その日も一日一緒に川に入って魚を追いかけて遊んだのですが、夜になって広君が高熱を出し入院したのです。広君の病気は小児麻痺でした。何ヶ月かの闘病の末、退院して来た時は右足が動かなくなって松葉杖にすがる変わり果てた姿になっていました。
幼い心の苦しみ
そんな広君の姿をみて私は何故か怖気づいて近寄れませんでした。何と言って慰めてやればいいのか、どんな優しい言葉をかければいいのか、何をしてあげればいいのか幼い私には解りませんでした。と言うか、広君だけがこんな姿になったことに私は申し訳ないというか、罪悪感のようなものさえ感じていました。広君のお母さんは自分の息子の不幸を嘆き、私のことを妬ましく思っているかも知れない。きっとそうだ。「○○ちゃんは一緒に遊んでいたのに何でもなくて良かったね。」と言われるその一言さえ私の小さな胸にグサリと突き刺さりました。母は口には出さなかったけれど「○○が無事で良かった」と内心思っていたに違いありません。

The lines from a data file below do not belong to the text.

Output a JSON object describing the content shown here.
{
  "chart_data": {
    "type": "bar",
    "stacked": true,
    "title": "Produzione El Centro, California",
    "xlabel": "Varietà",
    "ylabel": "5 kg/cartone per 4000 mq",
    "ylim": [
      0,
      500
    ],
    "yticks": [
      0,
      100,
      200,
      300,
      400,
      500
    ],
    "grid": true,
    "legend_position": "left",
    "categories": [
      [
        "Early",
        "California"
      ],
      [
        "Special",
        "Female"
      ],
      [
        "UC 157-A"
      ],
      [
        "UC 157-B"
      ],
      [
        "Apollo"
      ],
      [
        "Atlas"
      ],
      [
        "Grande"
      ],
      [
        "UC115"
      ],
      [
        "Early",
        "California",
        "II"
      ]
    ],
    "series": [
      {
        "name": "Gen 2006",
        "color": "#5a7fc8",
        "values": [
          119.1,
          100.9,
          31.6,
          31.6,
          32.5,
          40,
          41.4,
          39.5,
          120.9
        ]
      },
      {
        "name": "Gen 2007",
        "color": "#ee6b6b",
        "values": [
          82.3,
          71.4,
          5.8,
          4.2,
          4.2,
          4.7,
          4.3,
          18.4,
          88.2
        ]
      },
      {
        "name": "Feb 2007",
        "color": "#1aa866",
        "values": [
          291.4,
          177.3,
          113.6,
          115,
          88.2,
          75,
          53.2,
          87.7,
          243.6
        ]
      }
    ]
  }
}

私が勇気を出して明るく声をかけて、今まで通りに接していけば良かったのでしょう。だが私には何故かそれが出来なかったのです。私は部屋に閉じ篭り独りで泣きました。不甲斐ない自分を責めていました。学校に行けば先生やクラスメートがみんな広君に同情し、反面私を冷たい目で見ているように思えて来るのでした。もう一つこんなに痛んでいる小さな心があることを誰も気づいては呉れません。こうして私は独りで自分だけの殻に閉じ篭るようになって行きました。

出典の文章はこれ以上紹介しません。